117 of 124 people found this review helpful.
I have watched Rachael Ray off and on for several years. Did you know she used to be a food buyer for a gourmet restaurant? Did you know she used to have a LIVE audience and she would do the same thing, prepare 30 minute meals right in front of them? Now that's some hustling! That was in the early days before she became a star!
I purchased this book at a book signing 2 weeks ago. I know I will love making the recipes. I work 2 jobs and I need a way to make interesting meals without making the same thing over and over! Rachael has been criticized by FOODIES (gourmet food addicts & experts) for the very thing that makes her great. FOODIES say she doesn't use gourmet foods and when she is cooking she talks so that even the inexperienced cook can understand what to do.
Is she really cooking in 30 minutes? On Rachael Ray's show, she cooks from start to finish in 30 minutes. One must realize that she is well practiced at this but she gives you tips on how you can do it too. In fact, I learned some of those same tips when I was in some CULINARY ARTS classes in college. It's like you get the knowledge without attending the class! (Now these tips are not all that I have learned, but I thought they would help)
1. Use a GARBAGE BOWL for all your garbage until you're done.
2. Pre-wash your vegetables and herbs (Rachael does it after shopping)
3. Use proper cutting techniques and good knives. (a dull knife requires more work and effort and is actually dangerous to use)
4. Use a tray to collect everything you need and get it out all at once at the beginning of your cooking.
5. Have a well organized kitchen. Now I did watch an episode where even Rachael couldn't find one of her utensils, but for the most part she knows where everything is. The only thing that really changes on her set is the ingredients that are in her little cabinet. I will say this, it is very easy to have too many pots, pans, dishes, utensils, and ingredients. Right now, I know I'm about to get there if I don't act fast and tidy it up. You really don't need 10 wooden spoons and 5 spoonulas. If you pare down your kitchen equipment, it will be easier to find what you need.
6. Plan your meals. You can plan your meals even up to a month ahead. Shop based on your menu. Keep in mind what is on sale and in season.
7. Know your recipe. Yes you can cook more than one thing at a time! It has taken some practice, but my family appreciates when everything is done at the same time. Start with the most complicated or longest cooking item first (usually an entree or meat dish). If you're having rice and steamed vegetables, get those pots ready and hot.
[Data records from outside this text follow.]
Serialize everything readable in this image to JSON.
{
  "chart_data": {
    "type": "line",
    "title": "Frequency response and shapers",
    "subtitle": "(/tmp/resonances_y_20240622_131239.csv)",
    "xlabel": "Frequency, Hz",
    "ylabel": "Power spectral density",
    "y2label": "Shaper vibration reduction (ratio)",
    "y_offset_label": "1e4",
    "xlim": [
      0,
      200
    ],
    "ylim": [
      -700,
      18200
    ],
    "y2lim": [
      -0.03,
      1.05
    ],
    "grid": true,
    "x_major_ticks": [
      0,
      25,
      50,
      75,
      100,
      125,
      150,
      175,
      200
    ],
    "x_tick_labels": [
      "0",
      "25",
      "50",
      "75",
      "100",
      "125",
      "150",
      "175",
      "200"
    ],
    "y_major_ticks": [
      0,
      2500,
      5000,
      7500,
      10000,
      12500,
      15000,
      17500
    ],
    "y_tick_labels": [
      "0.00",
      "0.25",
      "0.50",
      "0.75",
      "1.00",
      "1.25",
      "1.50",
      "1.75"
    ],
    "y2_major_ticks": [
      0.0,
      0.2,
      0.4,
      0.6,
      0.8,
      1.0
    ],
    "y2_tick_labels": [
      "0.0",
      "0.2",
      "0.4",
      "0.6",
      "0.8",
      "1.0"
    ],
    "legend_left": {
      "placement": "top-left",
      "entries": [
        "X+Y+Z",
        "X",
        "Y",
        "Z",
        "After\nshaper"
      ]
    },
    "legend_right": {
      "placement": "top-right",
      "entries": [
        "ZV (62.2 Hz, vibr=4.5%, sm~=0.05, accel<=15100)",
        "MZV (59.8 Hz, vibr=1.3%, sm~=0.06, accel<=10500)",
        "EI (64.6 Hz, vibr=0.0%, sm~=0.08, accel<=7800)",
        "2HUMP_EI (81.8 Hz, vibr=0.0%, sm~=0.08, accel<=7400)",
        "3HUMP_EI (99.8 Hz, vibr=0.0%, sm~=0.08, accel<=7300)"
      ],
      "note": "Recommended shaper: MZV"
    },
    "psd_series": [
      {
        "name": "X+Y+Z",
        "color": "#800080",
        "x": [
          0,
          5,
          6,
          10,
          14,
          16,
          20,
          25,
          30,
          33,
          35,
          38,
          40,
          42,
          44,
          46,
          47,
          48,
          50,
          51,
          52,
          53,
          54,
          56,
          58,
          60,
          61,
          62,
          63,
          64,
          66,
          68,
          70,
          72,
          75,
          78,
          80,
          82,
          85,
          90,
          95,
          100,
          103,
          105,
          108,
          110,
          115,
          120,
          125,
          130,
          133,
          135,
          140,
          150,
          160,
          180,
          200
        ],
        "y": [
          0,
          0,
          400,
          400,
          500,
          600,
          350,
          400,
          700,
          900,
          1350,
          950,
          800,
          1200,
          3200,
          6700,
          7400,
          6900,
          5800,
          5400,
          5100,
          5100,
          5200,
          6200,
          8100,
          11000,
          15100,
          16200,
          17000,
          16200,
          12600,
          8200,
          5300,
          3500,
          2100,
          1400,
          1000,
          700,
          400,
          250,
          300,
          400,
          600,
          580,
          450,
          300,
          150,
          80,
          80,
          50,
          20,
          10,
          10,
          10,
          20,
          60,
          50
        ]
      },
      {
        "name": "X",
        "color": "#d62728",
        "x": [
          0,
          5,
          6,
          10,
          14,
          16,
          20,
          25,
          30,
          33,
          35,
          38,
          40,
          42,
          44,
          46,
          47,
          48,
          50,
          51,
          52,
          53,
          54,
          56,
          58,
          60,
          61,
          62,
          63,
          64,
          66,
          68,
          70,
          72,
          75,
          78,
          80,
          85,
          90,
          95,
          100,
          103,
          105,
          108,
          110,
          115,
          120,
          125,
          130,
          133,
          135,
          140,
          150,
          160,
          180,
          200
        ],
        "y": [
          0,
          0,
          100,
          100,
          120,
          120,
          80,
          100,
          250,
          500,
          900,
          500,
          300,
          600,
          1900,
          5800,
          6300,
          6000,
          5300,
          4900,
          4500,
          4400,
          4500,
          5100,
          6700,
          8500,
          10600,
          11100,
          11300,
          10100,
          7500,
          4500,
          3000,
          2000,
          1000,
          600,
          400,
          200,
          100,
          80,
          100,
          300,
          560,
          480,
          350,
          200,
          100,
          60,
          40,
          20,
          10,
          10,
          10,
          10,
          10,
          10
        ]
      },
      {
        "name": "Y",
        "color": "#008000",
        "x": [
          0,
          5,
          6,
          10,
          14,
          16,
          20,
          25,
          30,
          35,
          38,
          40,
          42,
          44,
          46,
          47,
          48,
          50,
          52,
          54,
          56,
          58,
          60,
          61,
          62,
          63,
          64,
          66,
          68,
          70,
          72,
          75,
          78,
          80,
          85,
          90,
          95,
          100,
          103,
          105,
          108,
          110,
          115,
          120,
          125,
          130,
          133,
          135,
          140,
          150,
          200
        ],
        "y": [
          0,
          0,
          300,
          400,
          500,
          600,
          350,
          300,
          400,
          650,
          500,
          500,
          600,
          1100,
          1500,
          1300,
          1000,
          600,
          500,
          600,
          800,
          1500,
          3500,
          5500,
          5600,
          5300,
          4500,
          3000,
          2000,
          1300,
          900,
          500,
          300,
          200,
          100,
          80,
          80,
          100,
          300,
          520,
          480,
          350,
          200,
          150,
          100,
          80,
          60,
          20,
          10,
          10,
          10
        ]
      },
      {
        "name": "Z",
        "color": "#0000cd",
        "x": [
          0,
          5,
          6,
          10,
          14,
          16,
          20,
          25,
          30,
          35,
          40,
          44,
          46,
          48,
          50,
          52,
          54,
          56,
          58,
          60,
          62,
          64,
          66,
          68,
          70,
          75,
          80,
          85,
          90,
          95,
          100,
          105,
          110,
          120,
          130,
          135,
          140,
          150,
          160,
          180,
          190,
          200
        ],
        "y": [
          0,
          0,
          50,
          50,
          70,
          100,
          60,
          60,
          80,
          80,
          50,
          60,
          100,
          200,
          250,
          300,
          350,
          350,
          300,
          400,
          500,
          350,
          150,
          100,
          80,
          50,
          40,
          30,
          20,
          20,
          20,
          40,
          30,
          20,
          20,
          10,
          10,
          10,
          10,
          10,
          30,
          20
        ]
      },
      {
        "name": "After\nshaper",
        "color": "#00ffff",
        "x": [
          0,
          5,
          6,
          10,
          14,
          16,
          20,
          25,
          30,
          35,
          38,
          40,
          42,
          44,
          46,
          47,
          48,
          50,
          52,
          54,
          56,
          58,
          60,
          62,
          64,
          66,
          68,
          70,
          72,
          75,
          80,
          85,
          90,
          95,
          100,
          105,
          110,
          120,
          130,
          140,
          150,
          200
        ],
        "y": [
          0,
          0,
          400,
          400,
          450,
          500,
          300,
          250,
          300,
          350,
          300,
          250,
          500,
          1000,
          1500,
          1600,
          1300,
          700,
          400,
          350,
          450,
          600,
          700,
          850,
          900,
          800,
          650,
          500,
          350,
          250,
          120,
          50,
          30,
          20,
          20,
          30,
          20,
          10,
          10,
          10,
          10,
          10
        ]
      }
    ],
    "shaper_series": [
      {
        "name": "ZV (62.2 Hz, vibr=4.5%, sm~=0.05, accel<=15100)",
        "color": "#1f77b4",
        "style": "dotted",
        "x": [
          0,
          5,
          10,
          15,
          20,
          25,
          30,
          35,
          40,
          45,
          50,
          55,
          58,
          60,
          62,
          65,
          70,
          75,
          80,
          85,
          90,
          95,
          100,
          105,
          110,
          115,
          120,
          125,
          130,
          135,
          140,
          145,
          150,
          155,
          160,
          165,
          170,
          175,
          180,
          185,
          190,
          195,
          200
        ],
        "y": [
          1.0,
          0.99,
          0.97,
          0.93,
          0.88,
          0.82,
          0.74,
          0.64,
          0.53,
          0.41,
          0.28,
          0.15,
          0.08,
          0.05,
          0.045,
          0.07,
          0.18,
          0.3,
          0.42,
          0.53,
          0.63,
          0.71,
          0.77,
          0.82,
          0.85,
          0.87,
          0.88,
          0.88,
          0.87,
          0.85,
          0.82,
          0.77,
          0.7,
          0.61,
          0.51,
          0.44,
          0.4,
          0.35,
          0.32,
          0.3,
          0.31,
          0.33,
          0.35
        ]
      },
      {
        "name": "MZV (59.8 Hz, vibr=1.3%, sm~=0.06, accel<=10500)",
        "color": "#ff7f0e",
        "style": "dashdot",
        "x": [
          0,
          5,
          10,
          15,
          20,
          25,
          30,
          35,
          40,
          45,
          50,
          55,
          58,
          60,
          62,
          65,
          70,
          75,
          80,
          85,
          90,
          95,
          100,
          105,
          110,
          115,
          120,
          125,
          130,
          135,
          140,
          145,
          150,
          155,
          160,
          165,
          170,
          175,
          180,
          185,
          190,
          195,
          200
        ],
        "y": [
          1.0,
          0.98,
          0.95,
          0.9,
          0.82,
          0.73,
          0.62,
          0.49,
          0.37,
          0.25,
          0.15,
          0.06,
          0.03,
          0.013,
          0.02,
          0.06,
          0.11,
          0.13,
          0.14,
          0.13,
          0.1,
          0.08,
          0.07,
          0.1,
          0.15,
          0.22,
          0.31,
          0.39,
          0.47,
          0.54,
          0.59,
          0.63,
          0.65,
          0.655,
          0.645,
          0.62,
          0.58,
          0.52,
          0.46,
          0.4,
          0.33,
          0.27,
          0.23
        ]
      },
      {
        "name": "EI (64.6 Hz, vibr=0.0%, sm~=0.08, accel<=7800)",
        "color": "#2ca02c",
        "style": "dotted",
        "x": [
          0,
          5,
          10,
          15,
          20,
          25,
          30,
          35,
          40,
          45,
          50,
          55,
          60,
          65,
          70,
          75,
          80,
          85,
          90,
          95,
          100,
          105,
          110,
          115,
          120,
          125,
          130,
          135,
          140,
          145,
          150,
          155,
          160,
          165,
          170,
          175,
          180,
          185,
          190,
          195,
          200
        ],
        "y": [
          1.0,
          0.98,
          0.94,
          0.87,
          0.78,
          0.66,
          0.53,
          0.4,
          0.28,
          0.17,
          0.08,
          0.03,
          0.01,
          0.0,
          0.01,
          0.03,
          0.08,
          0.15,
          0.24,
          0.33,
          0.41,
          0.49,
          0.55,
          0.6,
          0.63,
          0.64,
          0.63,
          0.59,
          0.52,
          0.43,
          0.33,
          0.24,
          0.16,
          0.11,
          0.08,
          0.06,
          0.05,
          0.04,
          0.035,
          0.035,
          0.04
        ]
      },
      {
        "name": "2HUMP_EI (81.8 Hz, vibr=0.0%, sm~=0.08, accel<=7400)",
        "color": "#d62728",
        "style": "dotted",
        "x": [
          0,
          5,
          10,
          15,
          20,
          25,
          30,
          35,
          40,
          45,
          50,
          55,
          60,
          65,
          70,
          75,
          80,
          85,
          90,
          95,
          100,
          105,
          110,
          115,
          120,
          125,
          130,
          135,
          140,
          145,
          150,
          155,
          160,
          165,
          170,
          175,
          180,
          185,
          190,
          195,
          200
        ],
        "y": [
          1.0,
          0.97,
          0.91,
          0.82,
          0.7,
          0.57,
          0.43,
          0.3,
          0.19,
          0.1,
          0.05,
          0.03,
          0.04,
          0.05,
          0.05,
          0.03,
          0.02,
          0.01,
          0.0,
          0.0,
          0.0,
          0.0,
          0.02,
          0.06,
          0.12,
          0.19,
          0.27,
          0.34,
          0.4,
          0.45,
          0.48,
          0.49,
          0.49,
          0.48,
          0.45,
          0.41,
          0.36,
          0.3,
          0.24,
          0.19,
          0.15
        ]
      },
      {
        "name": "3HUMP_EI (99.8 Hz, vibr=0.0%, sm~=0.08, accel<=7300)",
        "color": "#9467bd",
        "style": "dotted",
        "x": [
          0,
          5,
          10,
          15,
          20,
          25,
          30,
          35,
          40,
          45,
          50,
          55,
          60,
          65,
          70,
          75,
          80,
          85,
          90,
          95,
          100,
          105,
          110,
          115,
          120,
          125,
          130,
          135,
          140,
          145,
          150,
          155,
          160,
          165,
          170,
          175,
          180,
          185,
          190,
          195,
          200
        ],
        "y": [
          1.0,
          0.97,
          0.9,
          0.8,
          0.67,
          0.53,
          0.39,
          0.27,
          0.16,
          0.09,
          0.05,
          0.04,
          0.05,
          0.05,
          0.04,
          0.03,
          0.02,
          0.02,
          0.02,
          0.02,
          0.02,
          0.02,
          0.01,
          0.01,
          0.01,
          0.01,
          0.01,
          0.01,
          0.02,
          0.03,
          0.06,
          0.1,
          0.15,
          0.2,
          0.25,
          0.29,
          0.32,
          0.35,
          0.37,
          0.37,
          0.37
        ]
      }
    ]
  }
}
Then get those cooking while you're working on the first menu item.
8. Take shortcuts. One of Rachael's favorite shortcuts is the use of chicken stock. She says it often gives that all-day-cooking kind of taste. There's even some tips on shortcuts in this book.
9. Make variations of a recipe. Once you know a master recipe really well, you can make a variation by substituting ingredients.
10. Use cuts of meat that cook quickly. If you have a large chicken breast, you can cut it into smaller portions so that it will cook faster. Also, if you cut your vegetables all about the same size, they will cook more evenly and will be finished cooking at the same time!